Saturday, April 11, 2015

U.S. European Command (EUCOM)

Facebook If you click then you'll have Facebook cookies. This is what EUCOM says:
There are rumors and speculation floating around the Internet, but here's what we know about this incident: on the morning of April 7th, a U.S. RC-135U (similar to the one in this United States Air Force file photo) was flying a routine route in international airspace in accordance with ICAO (International Civil Aviation Organization) rules of flight, and was intercepted by a Russian SU-27 Flanker in an unsafe and unprofessional manner. You can be assured that the United States is raising this incident with Russia in the appropriate diplomatic and official channels.
How official sounding. Here's what we know: it was very unprofessional. I think that's funny.  It doesn't explain anything except to suggest they're messing with us.

7 comments:

rcocean said...

Based on the audience reaction to "Top Gun" i thought we liked unprofessional flying.

edutcher said...

The 1960s called.

They've been looking for their Cold War.

AllenS said...

Time to draw a line in the sand.

Eric the Fruit Bat said...

The one being unprofessional, here, is EUCOM.

What happens in international airspace, stays in international airspace.

WWIII Joe Biden, Husk-Puppet + America's Putin said...

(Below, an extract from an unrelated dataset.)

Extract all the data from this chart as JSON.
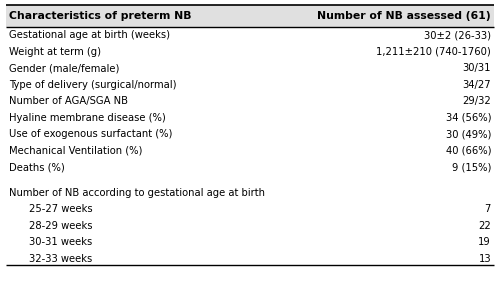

Russia shoots down whole passenger aircraft - killing hundreds of innocent people. Consequences?
Perhaps a shiny new reset button.

ricpic said...

That's either plane stroking or outright plane sex!

Chip Ahoy said...

Making this was fun.

I had the sequence finished. 18 frames is actually 18X4.

It takes 18 frames for the background clouds to move across the frame. That's the time I have for the blue jet to appear, go around and disappear from wherever it appeared so the thing can loop sensibly.

I ran it. The blue plane buzzes around like a bee.

Photoshop allows you to back out, but only so far. (or else I'd close up and reopen an earlier saved version) It backed out to 17 frames. Back to the original 18X4 and I'd have to do it all over again.

That one frame still had a little blue airplane in the corner. I took blue sky from that area in another frame and got rid of the blue airplane.

Then I doubled everything. Now it's a stack of 18 X 4 frames X 2, like a ridiculously tall ladder.

Half of them need the blue plane layer removed. A whole run of cloud background without the blue plane. Then the second set with the blue plane.

That's what makes it so cool.

18 frames for a background is a lot. You want all the action to occur within those 18 frames so that the file size is reasonable.

But now I doubled the 18 frames just to have a run of background clouds without the blue plane. In gif terms that is a lot of waste.

Luckily, an online optimization is able to take my 1.2M file and make it 535kb file a very nice reduction without much sacrifice in fidelity and that's better than I can do myself with several tries at reducing color and size and removing frames, noise, dither, diffusion and such.